In this new collection, Chioniso and other stories, we are once again reminded how Shimmer Chinodya mines his experience for nuggets. Playing with his doppelganger, Godfrey, he looks back on life in Harare, and in Zimbabwe, over the last decade, exploring it from a familial perspective. How does a father cope with a rebellious daughter or a wife he perceives as wayward? How does one mediate traditional gender roles? What to do when status in the form of a car undermines the stability of a marriage? How does one manage a friendship with a new farmer? What moral compromises are demanded by new wealth and political cronyism? And what is the effect of religion on our lives? Have we become more caring and compassionate, or does piety provide a mask, to disguise greed and ambition, and justify a contempt for the poor? This collection of stories will make you laugh, but it will also challenge you to reconsider what it means to be Zimbabwean in the 21st century.
Shimmer Chinodya, winner of the 1989 Commonwealth Writers Prize (Africa region) is one of Zimbabwe's foremost fiction writers. This collection of short stories reveals his development as a writer of passionate questioning integrity. The first stories, 'Hoffman Street' and 'The Man who Hanged Himself' capture the bewildered innocence of a child's view of the adult world, where behaviour is often puzzling and contradictory; stories such as 'Going to See Mr B.V.' provide the transition between the world of the adult and that of the child where the latter is required to act for himself in a situation where illusions founder on a narrow reality. 'Among the Dead' and 'Brothers and Sisters' look wryly at the self-conscious, self-centred, desperately serious world of young adulthood while 'Playing your Cards', 'The Waterfall', 'Strays' and 'Bramson' introduce characters for whom ambition, disillusion, and disappointment jostle for attention in a world where differences of class, culture, race and morality come to the fore.
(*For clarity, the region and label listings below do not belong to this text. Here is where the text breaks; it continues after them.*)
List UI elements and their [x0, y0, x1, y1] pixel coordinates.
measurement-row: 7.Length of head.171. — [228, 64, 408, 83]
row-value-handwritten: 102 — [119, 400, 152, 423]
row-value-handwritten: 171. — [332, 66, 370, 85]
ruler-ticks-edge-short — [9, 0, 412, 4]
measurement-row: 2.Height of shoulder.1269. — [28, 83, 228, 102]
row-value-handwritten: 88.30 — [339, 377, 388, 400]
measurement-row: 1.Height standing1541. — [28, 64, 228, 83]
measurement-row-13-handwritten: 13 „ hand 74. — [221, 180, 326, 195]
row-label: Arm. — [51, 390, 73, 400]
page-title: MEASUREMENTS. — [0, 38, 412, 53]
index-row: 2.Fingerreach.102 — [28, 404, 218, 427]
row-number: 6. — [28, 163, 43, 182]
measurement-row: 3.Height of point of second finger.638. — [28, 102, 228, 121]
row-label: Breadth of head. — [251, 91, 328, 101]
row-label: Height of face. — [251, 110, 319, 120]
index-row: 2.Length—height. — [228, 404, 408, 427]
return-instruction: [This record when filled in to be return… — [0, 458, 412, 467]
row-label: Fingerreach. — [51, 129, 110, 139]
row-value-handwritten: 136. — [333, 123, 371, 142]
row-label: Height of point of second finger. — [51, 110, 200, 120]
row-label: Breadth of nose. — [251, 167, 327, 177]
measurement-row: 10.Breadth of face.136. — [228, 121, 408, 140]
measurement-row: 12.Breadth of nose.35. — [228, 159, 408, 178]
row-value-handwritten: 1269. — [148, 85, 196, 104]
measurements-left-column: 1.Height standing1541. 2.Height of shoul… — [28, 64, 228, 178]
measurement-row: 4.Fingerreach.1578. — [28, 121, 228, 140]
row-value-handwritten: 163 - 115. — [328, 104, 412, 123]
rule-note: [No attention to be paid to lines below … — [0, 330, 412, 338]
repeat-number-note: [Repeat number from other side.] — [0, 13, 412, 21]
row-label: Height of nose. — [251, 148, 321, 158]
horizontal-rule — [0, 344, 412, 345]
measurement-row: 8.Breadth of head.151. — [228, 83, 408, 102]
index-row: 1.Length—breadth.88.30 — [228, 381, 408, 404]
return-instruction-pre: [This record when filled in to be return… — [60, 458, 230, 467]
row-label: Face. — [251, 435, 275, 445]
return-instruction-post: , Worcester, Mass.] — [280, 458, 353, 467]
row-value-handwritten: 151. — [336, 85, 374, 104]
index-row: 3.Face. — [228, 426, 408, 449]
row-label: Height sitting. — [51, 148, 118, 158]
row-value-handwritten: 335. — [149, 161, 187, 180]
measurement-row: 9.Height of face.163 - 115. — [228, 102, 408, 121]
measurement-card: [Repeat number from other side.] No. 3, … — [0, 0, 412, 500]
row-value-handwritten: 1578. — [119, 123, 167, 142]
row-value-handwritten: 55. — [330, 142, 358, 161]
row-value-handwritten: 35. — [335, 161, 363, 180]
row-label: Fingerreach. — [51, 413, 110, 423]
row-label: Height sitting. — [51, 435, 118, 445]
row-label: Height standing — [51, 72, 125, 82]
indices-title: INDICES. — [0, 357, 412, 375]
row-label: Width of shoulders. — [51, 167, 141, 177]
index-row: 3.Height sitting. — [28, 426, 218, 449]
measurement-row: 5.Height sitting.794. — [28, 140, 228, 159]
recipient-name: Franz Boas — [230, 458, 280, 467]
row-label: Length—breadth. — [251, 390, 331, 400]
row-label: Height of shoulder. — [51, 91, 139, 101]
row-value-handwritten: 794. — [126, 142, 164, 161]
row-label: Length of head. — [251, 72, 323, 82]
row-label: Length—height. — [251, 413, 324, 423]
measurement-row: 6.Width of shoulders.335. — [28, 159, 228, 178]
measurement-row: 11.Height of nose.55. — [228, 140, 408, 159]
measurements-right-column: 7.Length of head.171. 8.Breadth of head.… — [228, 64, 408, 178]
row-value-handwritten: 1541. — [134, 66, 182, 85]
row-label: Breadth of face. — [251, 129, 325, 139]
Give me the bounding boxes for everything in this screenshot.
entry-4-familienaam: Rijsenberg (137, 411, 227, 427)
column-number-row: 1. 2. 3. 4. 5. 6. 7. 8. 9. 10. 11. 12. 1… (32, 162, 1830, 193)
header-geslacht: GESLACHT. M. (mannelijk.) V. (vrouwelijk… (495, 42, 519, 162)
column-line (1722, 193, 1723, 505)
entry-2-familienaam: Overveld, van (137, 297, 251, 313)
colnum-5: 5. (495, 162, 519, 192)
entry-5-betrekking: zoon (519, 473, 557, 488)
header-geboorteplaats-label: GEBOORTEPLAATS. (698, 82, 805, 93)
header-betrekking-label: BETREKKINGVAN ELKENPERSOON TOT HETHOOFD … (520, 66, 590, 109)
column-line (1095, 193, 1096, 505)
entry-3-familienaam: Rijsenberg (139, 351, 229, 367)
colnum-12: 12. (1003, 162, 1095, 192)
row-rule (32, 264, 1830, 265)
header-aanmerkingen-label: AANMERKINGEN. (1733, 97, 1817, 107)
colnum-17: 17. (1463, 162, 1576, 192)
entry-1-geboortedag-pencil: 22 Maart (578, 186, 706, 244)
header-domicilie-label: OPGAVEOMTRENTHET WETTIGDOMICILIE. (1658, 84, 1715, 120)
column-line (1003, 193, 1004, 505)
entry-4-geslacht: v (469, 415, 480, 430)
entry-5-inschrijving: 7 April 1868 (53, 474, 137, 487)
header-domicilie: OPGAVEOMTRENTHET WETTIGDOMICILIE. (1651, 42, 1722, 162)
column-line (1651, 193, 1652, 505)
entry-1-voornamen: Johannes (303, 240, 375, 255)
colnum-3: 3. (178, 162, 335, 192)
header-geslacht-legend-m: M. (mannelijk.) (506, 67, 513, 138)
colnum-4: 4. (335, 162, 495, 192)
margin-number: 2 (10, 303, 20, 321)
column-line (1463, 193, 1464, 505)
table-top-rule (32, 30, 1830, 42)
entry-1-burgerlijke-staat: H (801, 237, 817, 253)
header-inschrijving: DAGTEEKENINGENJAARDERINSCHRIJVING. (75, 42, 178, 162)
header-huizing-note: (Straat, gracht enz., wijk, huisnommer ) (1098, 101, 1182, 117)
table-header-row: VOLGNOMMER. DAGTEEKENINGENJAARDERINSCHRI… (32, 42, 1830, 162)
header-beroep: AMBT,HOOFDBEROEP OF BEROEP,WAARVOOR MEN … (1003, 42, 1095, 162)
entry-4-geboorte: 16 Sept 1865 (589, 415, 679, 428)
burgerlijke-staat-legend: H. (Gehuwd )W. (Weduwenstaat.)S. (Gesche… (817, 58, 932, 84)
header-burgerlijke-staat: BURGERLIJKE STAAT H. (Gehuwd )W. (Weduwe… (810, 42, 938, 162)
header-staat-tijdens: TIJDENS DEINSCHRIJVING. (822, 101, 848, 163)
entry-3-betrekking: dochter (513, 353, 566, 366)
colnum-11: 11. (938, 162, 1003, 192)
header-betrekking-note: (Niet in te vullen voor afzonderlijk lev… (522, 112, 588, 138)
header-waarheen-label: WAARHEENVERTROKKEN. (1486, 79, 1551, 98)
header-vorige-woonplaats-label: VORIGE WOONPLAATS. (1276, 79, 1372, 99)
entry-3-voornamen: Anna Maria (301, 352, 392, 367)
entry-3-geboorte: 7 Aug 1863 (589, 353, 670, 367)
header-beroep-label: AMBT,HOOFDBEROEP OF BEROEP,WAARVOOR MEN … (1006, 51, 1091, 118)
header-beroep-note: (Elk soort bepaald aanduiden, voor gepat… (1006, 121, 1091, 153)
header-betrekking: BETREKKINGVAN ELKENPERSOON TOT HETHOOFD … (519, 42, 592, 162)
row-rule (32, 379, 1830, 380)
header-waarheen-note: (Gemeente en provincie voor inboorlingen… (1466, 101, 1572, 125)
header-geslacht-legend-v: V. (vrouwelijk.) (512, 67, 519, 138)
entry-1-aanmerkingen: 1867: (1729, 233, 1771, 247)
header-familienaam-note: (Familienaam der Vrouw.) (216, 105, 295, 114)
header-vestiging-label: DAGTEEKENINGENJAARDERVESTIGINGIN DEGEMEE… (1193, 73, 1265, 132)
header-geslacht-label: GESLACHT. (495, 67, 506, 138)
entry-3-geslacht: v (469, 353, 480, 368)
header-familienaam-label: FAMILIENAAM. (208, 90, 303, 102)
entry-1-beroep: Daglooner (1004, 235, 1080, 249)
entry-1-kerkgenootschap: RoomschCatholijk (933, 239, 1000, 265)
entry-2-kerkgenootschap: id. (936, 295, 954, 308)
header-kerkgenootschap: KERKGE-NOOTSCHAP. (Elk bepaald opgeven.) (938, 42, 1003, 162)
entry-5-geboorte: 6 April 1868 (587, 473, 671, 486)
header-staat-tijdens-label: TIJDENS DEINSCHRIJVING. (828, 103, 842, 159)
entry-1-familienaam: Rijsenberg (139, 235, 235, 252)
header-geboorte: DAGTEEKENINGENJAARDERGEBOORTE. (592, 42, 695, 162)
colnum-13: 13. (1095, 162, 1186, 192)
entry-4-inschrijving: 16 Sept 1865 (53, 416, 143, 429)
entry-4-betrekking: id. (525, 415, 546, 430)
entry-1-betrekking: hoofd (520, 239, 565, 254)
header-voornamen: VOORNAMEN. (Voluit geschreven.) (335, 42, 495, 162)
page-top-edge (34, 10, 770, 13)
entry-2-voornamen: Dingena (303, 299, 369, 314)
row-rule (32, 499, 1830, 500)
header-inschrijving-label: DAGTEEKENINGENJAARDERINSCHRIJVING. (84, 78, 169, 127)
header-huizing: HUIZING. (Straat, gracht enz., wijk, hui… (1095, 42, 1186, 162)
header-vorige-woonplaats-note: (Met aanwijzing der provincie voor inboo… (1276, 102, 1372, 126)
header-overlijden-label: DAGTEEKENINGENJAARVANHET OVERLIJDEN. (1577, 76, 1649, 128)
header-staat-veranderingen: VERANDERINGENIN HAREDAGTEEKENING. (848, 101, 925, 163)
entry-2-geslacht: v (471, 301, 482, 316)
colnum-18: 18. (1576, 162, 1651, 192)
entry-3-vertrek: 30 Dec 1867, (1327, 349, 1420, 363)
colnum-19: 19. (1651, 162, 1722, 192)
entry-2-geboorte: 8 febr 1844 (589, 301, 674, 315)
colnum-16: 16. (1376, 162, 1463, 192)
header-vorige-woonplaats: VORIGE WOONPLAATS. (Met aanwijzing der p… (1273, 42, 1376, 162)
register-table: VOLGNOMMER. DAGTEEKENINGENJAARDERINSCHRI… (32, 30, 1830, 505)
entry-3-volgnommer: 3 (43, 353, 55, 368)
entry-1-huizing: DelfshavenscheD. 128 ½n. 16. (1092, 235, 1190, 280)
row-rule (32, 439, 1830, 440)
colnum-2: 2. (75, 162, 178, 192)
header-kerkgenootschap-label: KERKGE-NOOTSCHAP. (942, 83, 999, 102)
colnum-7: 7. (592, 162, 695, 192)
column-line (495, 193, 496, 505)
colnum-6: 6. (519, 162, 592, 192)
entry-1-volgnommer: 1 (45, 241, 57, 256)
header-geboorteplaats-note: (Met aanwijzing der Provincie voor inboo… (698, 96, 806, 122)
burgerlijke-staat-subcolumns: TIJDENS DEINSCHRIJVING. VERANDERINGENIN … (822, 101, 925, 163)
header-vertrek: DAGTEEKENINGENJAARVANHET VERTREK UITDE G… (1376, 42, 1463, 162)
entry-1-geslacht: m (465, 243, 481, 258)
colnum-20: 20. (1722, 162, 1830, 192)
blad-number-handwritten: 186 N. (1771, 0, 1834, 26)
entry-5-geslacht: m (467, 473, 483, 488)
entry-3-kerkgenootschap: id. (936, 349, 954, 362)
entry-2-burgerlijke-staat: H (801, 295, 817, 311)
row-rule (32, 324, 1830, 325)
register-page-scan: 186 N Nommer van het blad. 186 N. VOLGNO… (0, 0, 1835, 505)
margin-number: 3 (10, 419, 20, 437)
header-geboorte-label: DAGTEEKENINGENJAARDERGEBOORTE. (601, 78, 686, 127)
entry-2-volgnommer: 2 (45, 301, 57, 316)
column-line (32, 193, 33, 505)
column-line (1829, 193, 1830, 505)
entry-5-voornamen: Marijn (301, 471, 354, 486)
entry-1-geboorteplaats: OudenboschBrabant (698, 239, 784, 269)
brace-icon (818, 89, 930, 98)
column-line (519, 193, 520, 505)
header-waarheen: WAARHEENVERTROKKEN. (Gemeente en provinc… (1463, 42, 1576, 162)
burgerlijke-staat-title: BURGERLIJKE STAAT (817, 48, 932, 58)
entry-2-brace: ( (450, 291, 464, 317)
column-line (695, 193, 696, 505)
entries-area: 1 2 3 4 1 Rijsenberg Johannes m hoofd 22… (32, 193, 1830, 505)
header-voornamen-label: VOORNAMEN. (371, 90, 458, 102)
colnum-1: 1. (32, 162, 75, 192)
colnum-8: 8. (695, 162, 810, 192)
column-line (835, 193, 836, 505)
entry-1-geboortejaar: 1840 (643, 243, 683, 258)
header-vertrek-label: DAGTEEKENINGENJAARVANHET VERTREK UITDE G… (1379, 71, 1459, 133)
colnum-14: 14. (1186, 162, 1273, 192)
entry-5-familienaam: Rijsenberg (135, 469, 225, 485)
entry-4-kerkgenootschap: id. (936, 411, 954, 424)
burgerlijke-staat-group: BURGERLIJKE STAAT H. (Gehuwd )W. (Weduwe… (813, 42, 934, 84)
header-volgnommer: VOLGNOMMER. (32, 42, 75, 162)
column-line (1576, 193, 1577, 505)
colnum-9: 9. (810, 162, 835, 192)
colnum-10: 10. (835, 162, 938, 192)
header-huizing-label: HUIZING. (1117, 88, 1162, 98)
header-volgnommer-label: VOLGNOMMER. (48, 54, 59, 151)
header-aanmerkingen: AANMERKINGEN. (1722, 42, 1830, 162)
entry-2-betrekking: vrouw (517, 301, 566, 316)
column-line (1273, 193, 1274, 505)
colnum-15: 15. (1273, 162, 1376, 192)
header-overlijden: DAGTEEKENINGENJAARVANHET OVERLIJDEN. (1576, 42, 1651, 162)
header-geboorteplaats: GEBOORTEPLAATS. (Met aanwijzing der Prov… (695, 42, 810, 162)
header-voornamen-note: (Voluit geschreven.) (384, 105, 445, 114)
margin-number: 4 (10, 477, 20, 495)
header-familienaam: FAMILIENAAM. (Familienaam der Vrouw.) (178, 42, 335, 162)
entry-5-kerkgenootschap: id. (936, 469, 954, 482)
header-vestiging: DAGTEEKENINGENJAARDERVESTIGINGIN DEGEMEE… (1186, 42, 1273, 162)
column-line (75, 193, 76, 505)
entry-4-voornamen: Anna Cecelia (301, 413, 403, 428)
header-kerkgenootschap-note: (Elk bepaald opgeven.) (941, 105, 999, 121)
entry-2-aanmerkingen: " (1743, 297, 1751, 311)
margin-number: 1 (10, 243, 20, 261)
Finally, in 'Can we Talk' we conclude with an abrasive, lucid, sinewy voice which explores the nature of estrangement. The charge is desolation. Can we Talk and Other Stories speaks of the unspoken and unsaid. The child who watches but does not understand, the young man who observes but cannot participate, the man who stands outside not sure where his desires and ambitions lead, the older man, estranged by his own choices. 'Can we Talk' is not a question but a statement that insists on being heard, and demands a reassessment of our dreams.
The 1990 Commonwealth Writers Regional Prize voted Harvest of Thorns the winner in the Best Book category. Harvest of Thorns tells the story of Benjamin Tichafa who grows up in Rhodesia in the 1960s. From a conservative, religious family, but exposed to the heady ideas of the black nationalist movements, the young student is pulled in different directions. Isolated and troubled at boarding school, he is provoked into leaving, making his way to Mozambique, and joining the freedom fighters. There, in the crucible of a bitter civil war of liberation, the young man develops into manhood. Returning, hardened, at independence, he feels that little has changed, not least within his own family circumstances, and asks himself what it means to be free in the new Zimbabwe.